Legislation would address noise, dangers posed by low-flying helicopters.

Legislation was introduced Monday to address Los Angeles County residents' noise complaints and safety concerns concerning low-flying helicopters above residential neighborhoods, the authors announced.

The Los Angeles Residential Helicopter Noise Relief Act would require the Federal Aviation Administration to establish regulations on flight paths and minimum altitudes for helicopter operations in the county, according to Reps. Adam Schiff, D-Pasadena, and Henry Waxman, D-Los Angeles, and Sens. Dianne Feinstein and Barbara Boxer, D-Calif.   

"I hear complaints about helicopter noise from every part of the 33rd District—from Malibu to Brentwood to Benedict Canyon,” said Congressman Waxman. "FAA regulation of the thunderous helicopter traffic over L.A. is long overdue.

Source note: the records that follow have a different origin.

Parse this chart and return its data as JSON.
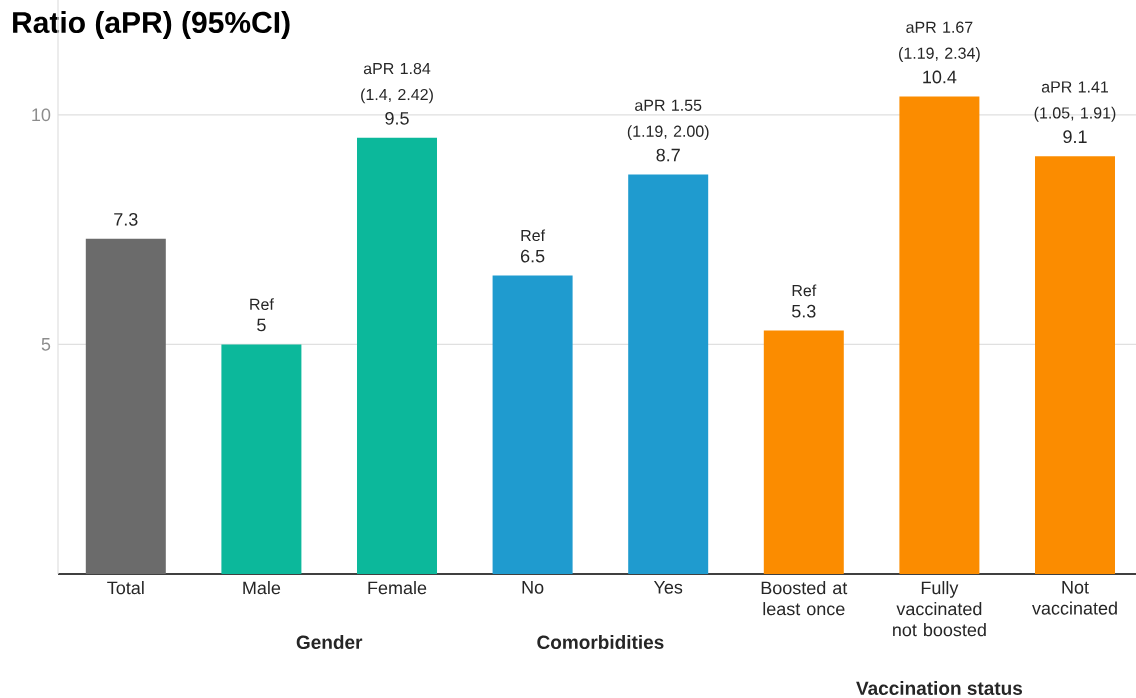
{
  "chart_data": {
    "type": "bar",
    "title": "Ratio (aPR) (95%CI)",
    "categories": [
      "Total",
      "Male",
      "Female",
      "No",
      "Yes",
      "Boosted at least once",
      "Fully vaccinated not boosted",
      "Not vaccinated"
    ],
    "values": [
      7.3,
      5,
      9.5,
      6.5,
      8.7,
      5.3,
      10.4,
      9.1
    ],
    "colors": [
      "#6b6b6b",
      "#0cb89b",
      "#0cb89b",
      "#1f9bcf",
      "#1f9bcf",
      "#fb8c00",
      "#fb8c00",
      "#fb8c00"
    ],
    "ylim": [
      0,
      12.5
    ],
    "yticks": [
      5,
      10
    ],
    "grid": "y",
    "data_labels": true,
    "annotations": [
      {
        "text": "Ref",
        "x": "Male",
        "y": 5
      },
      {
        "text": "aPR 1.84 (1.4, 2.42)",
        "x": "Female",
        "y": 9.5
      },
      {
        "text": "Ref",
        "x": "No",
        "y": 6.5
      },
      {
        "text": "aPR 1.55 (1.19, 2.00)",
        "x": "Yes",
        "y": 8.7
      },
      {
        "text": "Ref",
        "x": "Boosted at least once",
        "y": 5.3
      },
      {
        "text": "aPR 1.67 (1.19, 2.34)",
        "x": "Fully vaccinated not boosted",
        "y": 10.4
      },
      {
        "text": "aPR 1.41 (1.05, 1.91)",
        "x": "Not vaccinated",
        "y": 9.1
      },
      "Gender",
      "Comorbidities",
      "Vaccination status"
    ]
  }
}
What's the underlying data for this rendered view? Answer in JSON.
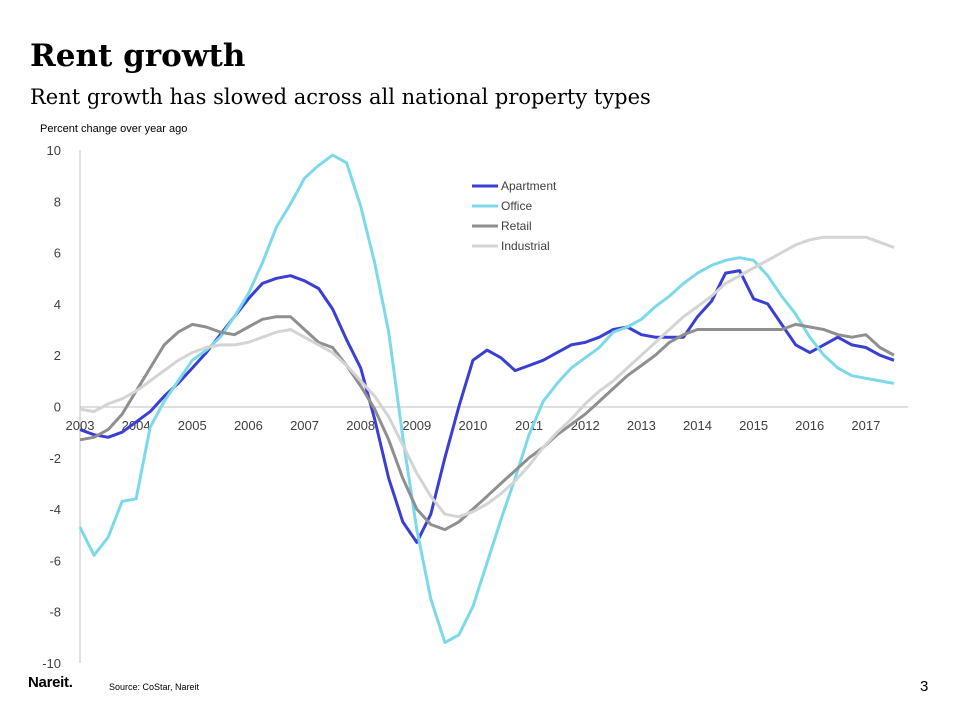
{
  "slide": {
    "title": "Rent growth",
    "subtitle": "Rent growth has slowed across all national property types",
    "unit_label": "Percent change over year ago",
    "logo": "Nareit.",
    "source": "Source: CoStar, Nareit",
    "page_number": "3"
  },
  "chart_data": {
    "type": "line",
    "title": "",
    "xlabel": "",
    "ylabel": "Percent change over year ago",
    "x_ticks": [
      "2003",
      "2004",
      "2005",
      "2006",
      "2007",
      "2008",
      "2009",
      "2010",
      "2011",
      "2012",
      "2013",
      "2014",
      "2015",
      "2016",
      "2017"
    ],
    "xlim": [
      2003.0,
      2017.75
    ],
    "ylim": [
      -10,
      10
    ],
    "y_ticks": [
      10,
      8,
      6,
      4,
      2,
      0,
      -2,
      -4,
      -6,
      -8,
      -10
    ],
    "grid": false,
    "legend_position": "top-center",
    "x": [
      2003.0,
      2003.25,
      2003.5,
      2003.75,
      2004.0,
      2004.25,
      2004.5,
      2004.75,
      2005.0,
      2005.25,
      2005.5,
      2005.75,
      2006.0,
      2006.25,
      2006.5,
      2006.75,
      2007.0,
      2007.25,
      2007.5,
      2007.75,
      2008.0,
      2008.25,
      2008.5,
      2008.75,
      2009.0,
      2009.25,
      2009.5,
      2009.75,
      2010.0,
      2010.25,
      2010.5,
      2010.75,
      2011.0,
      2011.25,
      2011.5,
      2011.75,
      2012.0,
      2012.25,
      2012.5,
      2012.75,
      2013.0,
      2013.25,
      2013.5,
      2013.75,
      2014.0,
      2014.25,
      2014.5,
      2014.75,
      2015.0,
      2015.25,
      2015.5,
      2015.75,
      2016.0,
      2016.25,
      2016.5,
      2016.75,
      2017.0,
      2017.25,
      2017.5
    ],
    "series": [
      {
        "name": "Apartment",
        "color": "#3a3fd3",
        "values": [
          -0.9,
          -1.1,
          -1.2,
          -1.0,
          -0.6,
          -0.2,
          0.4,
          0.9,
          1.5,
          2.1,
          2.8,
          3.5,
          4.2,
          4.8,
          5.0,
          5.1,
          4.9,
          4.6,
          3.8,
          2.6,
          1.5,
          -0.5,
          -2.8,
          -4.5,
          -5.3,
          -4.2,
          -2.0,
          0.0,
          1.8,
          2.2,
          1.9,
          1.4,
          1.6,
          1.8,
          2.1,
          2.4,
          2.5,
          2.7,
          3.0,
          3.1,
          2.8,
          2.7,
          2.7,
          2.7,
          3.5,
          4.1,
          5.2,
          5.3,
          4.2,
          4.0,
          3.2,
          2.4,
          2.1,
          2.4,
          2.7,
          2.4,
          2.3,
          2.0,
          1.8
        ]
      },
      {
        "name": "Office",
        "color": "#7dd9ea",
        "values": [
          -4.7,
          -5.8,
          -5.1,
          -3.7,
          -3.6,
          -0.8,
          0.2,
          1.0,
          1.8,
          2.2,
          2.7,
          3.5,
          4.4,
          5.6,
          7.0,
          7.9,
          8.9,
          9.4,
          9.8,
          9.5,
          7.8,
          5.6,
          2.9,
          -1.2,
          -4.8,
          -7.5,
          -9.2,
          -8.9,
          -7.8,
          -6.1,
          -4.4,
          -2.8,
          -1.1,
          0.2,
          0.9,
          1.5,
          1.9,
          2.3,
          2.9,
          3.1,
          3.4,
          3.9,
          4.3,
          4.8,
          5.2,
          5.5,
          5.7,
          5.8,
          5.7,
          5.1,
          4.3,
          3.6,
          2.7,
          2.0,
          1.5,
          1.2,
          1.1,
          1.0,
          0.9
        ]
      },
      {
        "name": "Retail",
        "color": "#8f8f8f",
        "values": [
          -1.3,
          -1.2,
          -0.9,
          -0.3,
          0.6,
          1.5,
          2.4,
          2.9,
          3.2,
          3.1,
          2.9,
          2.8,
          3.1,
          3.4,
          3.5,
          3.5,
          3.0,
          2.5,
          2.3,
          1.6,
          0.8,
          -0.1,
          -1.3,
          -2.8,
          -4.0,
          -4.6,
          -4.8,
          -4.5,
          -4.0,
          -3.5,
          -3.0,
          -2.5,
          -2.0,
          -1.6,
          -1.1,
          -0.7,
          -0.3,
          0.2,
          0.7,
          1.2,
          1.6,
          2.0,
          2.5,
          2.8,
          3.0,
          3.0,
          3.0,
          3.0,
          3.0,
          3.0,
          3.0,
          3.2,
          3.1,
          3.0,
          2.8,
          2.7,
          2.8,
          2.3,
          2.0
        ]
      },
      {
        "name": "Industrial",
        "color": "#d4d4d4",
        "values": [
          -0.1,
          -0.2,
          0.1,
          0.3,
          0.6,
          1.0,
          1.4,
          1.8,
          2.1,
          2.3,
          2.4,
          2.4,
          2.5,
          2.7,
          2.9,
          3.0,
          2.7,
          2.4,
          2.1,
          1.6,
          1.0,
          0.4,
          -0.4,
          -1.5,
          -2.6,
          -3.5,
          -4.2,
          -4.3,
          -4.1,
          -3.8,
          -3.4,
          -2.9,
          -2.3,
          -1.6,
          -1.0,
          -0.5,
          0.1,
          0.6,
          1.0,
          1.5,
          2.0,
          2.5,
          3.0,
          3.5,
          3.9,
          4.3,
          4.8,
          5.1,
          5.4,
          5.7,
          6.0,
          6.3,
          6.5,
          6.6,
          6.6,
          6.6,
          6.6,
          6.4,
          6.2
        ]
      }
    ]
  }
}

And if the FAA won’t act, Congress must."

The bill is designed to reduce noise, increase safety and minimize commercial aircraft delays, according to the lawmakers, who said"first- responders" and military aircraft would be exempt from its limitations.

Under the legislation, the FAA would be required to exercise its legal authority to set guidelines on flight paths and minimum altitudes for helicopter operators in residential areas in Los Angeles County within 12 months of the bill being signed into law.

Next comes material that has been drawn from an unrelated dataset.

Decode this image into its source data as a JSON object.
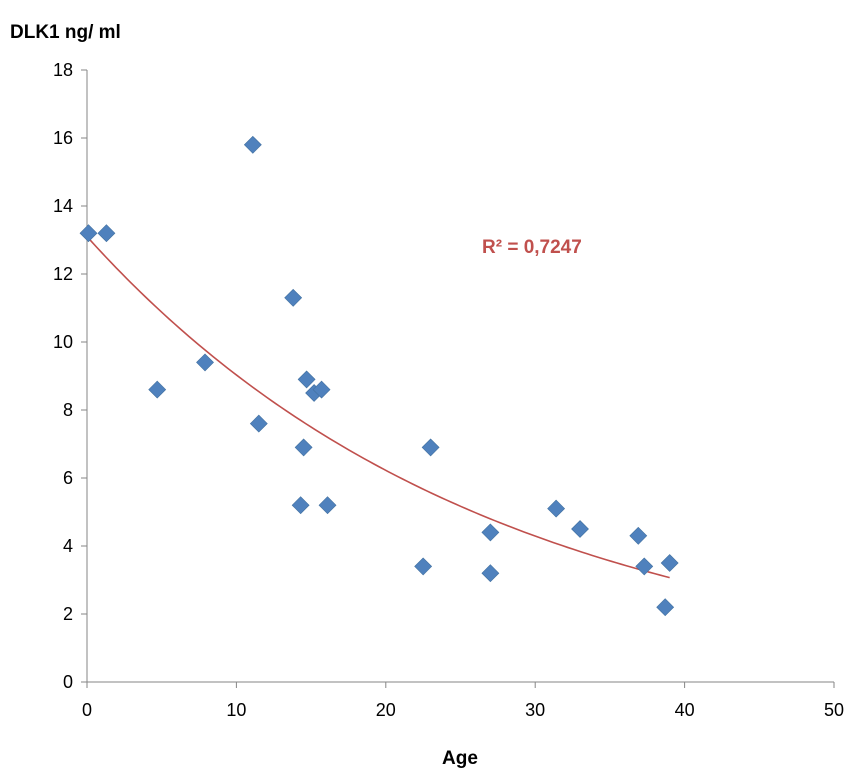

"Los Angeles area residents living in Glendale, Pasadena, the Valley, the Hollywood Hills, West Hollywood and other areas are especially affected by intrusive, disruptive and often non-emergency related helicopter traffic above their neighborhoods," Schiff said.

"The terrain of canyons around the Rose Bowl concentrates low-flying helicopter noise to high levels, and Hollywood Hills and West Hollywood residents frequently suffer from noise generated by celebrity news media that follow stars to the beach, the grocery store, or for court appearances," Schiff said.

"The residents in these areas deserve peace and quiet, and if the FAA won't act, Congress must pass this legislation to give residents the relief they need."